To fix the NHS our Government should be doling out tough love to the population not more pills and pay rises for the Shipmans. Folks need to be told that being fat is a personal choice like smoking or taking heroin. It can be fixed not with more expensive drugs but by folks just eating less crap and doing a bit more exercise.
So these days I have no booze, almost no carbs or sugary foods and try to do at least half an hour in the garden and the woodshed each day. If my other problems stop me sleeping at night I get extra exercise walking around the village in the small hours. I have now lost circa four stones since Christmas and my weight, at 13 stones, is deemed “normal”. I reckon I have another stone to go before I look at by belly and say that really is normal. My blood sugars and cholesterol are heading the right way. And diet is key to that.

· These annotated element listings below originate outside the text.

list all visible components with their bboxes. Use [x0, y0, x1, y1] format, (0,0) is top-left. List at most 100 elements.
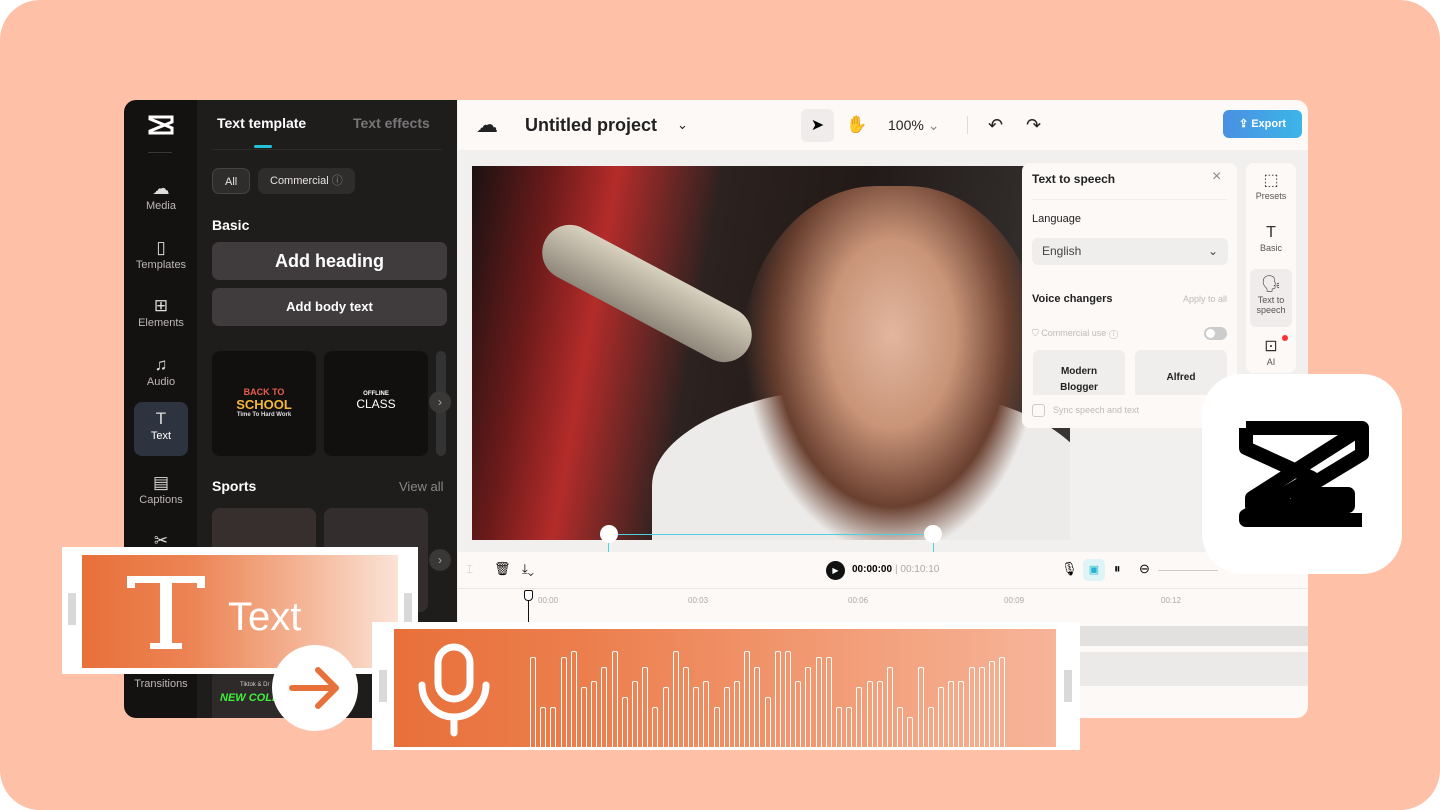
clip-handle-left[interactable]	[379, 670, 387, 702]
download-icon[interactable]: ⤓⌄	[522, 561, 534, 577]
divider	[212, 149, 442, 150]
capcut-logo-icon	[148, 115, 174, 135]
info-icon: ⓘ	[331, 175, 343, 187]
microphone-icon	[418, 643, 490, 737]
template-offline-class[interactable]: OFFLINE CLASS	[324, 351, 428, 456]
zoom-select[interactable]: 100% ⌄	[888, 100, 939, 150]
chip-commercial[interactable]: Commercial ⓘ	[258, 168, 355, 194]
photo-person	[742, 186, 1042, 540]
waveform-bar	[550, 707, 557, 747]
rail-item-elements[interactable]: ⊞ Elements	[134, 289, 188, 343]
waveform-bar	[938, 687, 944, 747]
resize-handle[interactable]	[600, 525, 618, 543]
waveform-bar	[672, 651, 679, 747]
waveform-bar	[652, 707, 659, 747]
voice-changers-label: Voice changers	[1032, 293, 1113, 305]
auto-snap-icon[interactable]: ▣	[1083, 559, 1105, 581]
photo-microphone	[532, 215, 762, 372]
ruler-line	[458, 588, 1308, 589]
export-button[interactable]: ⇪ Export	[1223, 110, 1302, 138]
tick-label: 00:00	[538, 596, 559, 605]
clip-handle-right[interactable]	[1064, 670, 1072, 702]
speaking-head-icon: 🗣	[1260, 276, 1282, 293]
waveform-bar	[907, 717, 914, 747]
waveform-bar	[530, 657, 536, 747]
tab-text-effects[interactable]: Text effects	[353, 115, 430, 131]
close-icon[interactable]: ×	[1212, 168, 1221, 186]
waveform-bar	[591, 681, 598, 747]
undo-icon[interactable]: ↶	[988, 100, 1003, 150]
divider	[967, 116, 968, 134]
waveform-bar	[703, 681, 710, 747]
arrow-right-badge	[272, 645, 358, 731]
rail-item-text[interactable]: T Text	[134, 402, 188, 456]
waveform-bar	[754, 667, 761, 747]
play-button[interactable]: ▶	[826, 561, 845, 580]
upload-icon: ⇪	[1238, 118, 1249, 130]
rail-item-media[interactable]: ☁ Media	[134, 172, 188, 226]
chevron-down-icon[interactable]: ⌄	[677, 100, 688, 150]
waveform-bar	[958, 681, 965, 747]
hand-tool-icon[interactable]: ✋	[846, 100, 867, 150]
waveform-bar	[948, 681, 955, 747]
clip-handle-left[interactable]	[68, 593, 76, 625]
language-select[interactable]: English ⌄	[1032, 238, 1228, 265]
add-body-text-button[interactable]: Add body text	[212, 288, 447, 326]
rail-item-transitions[interactable]: Transitions	[128, 677, 194, 693]
waveform-bar	[723, 687, 730, 747]
language-label: Language	[1032, 213, 1081, 225]
rail-presets[interactable]: ⬚ Presets	[1250, 165, 1292, 223]
split-screen-icon[interactable]: ⏸	[1114, 561, 1121, 577]
view-all-link[interactable]: View all	[399, 479, 444, 494]
scroll-right-button-2[interactable]: ›	[429, 549, 451, 571]
elements-icon: ⊞	[153, 296, 169, 315]
video-preview[interactable]	[472, 166, 1070, 540]
track-clip[interactable]	[1058, 626, 1308, 646]
template-back-to-school[interactable]: BACK TO SCHOOL Time To Hard Work	[212, 351, 316, 456]
chip-all[interactable]: All	[212, 168, 251, 194]
text-to-speech-panel: Text to speech × Language English ⌄ Voice…	[1022, 163, 1237, 428]
commercial-use-toggle[interactable]	[1204, 327, 1227, 340]
captions-icon: ▤	[152, 473, 170, 492]
rail-text-to-speech[interactable]: 🗣 Text to speech	[1250, 269, 1292, 327]
split-icon[interactable]: ⌶	[466, 562, 473, 577]
waveform-bar	[764, 697, 771, 747]
playhead-handle[interactable]	[524, 590, 533, 601]
waveform-bar	[815, 657, 822, 747]
waveform-bar	[887, 667, 893, 747]
track-clip[interactable]	[1058, 652, 1308, 686]
sync-checkbox[interactable]	[1032, 404, 1045, 417]
add-heading-button[interactable]: Add heading	[212, 242, 447, 280]
sports-heading: Sports	[212, 478, 257, 494]
tick-label: 00:12	[1161, 596, 1182, 605]
tab-text-template[interactable]: Text template	[217, 115, 306, 131]
right-rail: ⬚ Presets T Basic 🗣 Text to speech ⊡ AI	[1246, 163, 1296, 373]
resize-handle[interactable]	[924, 525, 942, 543]
scroll-right-button[interactable]: ›	[429, 391, 451, 413]
zoom-slider[interactable]	[1158, 570, 1218, 571]
top-bar: ☁ Untitled project ⌄ ➤ ✋ 100% ⌄ ↶ ↷ ⇪ Ex…	[458, 100, 1308, 150]
rail-item-audio[interactable]: ♫ Audio	[134, 348, 188, 402]
select-tool-button[interactable]: ➤	[801, 109, 834, 142]
waveform-bar	[825, 657, 832, 747]
notification-dot	[1282, 335, 1288, 341]
voice-modern-blogger[interactable]: Modern Blogger	[1033, 350, 1125, 400]
delete-icon[interactable]: 🗑	[494, 561, 511, 577]
waveform-bar	[642, 667, 649, 747]
zoom-out-icon[interactable]: ⊖	[1139, 561, 1150, 577]
waveform-bar	[774, 651, 781, 747]
tts-title: Text to speech	[1032, 172, 1116, 186]
audio-clip[interactable]	[394, 629, 1056, 747]
tick-label: 00:09	[1004, 596, 1025, 605]
rail-item-templates[interactable]: ▯ Templates	[134, 231, 188, 285]
waveform-bar	[927, 707, 934, 747]
project-title[interactable]: Untitled project	[525, 100, 657, 150]
apply-to-all-link[interactable]: Apply to all	[1183, 294, 1227, 304]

My staple lunch and supper is tuna, chickpeas and tomatoes. For breakfast and puddings it is stewed apple with some Greek Yoghurt, raw oats and, as of now, a few prunes as well. Tea with milk has been replaced by green tea which, I am told, is a cholesterol burner. My coffee is black. I might snack between meals with a kiwi fruit (skin on) or some raw nuts. So far so good but I worry about the tomatoes from Tesco.
They are cheap but are they really as healthy as the fresh tomatoes from my garden that I jarred up a few weeks ago. Those jars are now exhausted and I know that the only ingredients were tomatoes and a tiny amount of salt and some lemon juice. They taste better than the tins from Tesco and those tins flag up that they contain sugar. I bet they have a stack of chemicals too and are effectively processed food. Are they fake healthy? My instinct is that they are not as bad as a donut but that they could be a lot better.
Thus my plan is just to buy fresh tomatoes from Tesco and jar up myself. At a cost level I think I might be roughly even stevens but I feel pretty sure that a health level I shall be at least a bit ahead. Does this sound a bit to Bobby Kennedy cranky?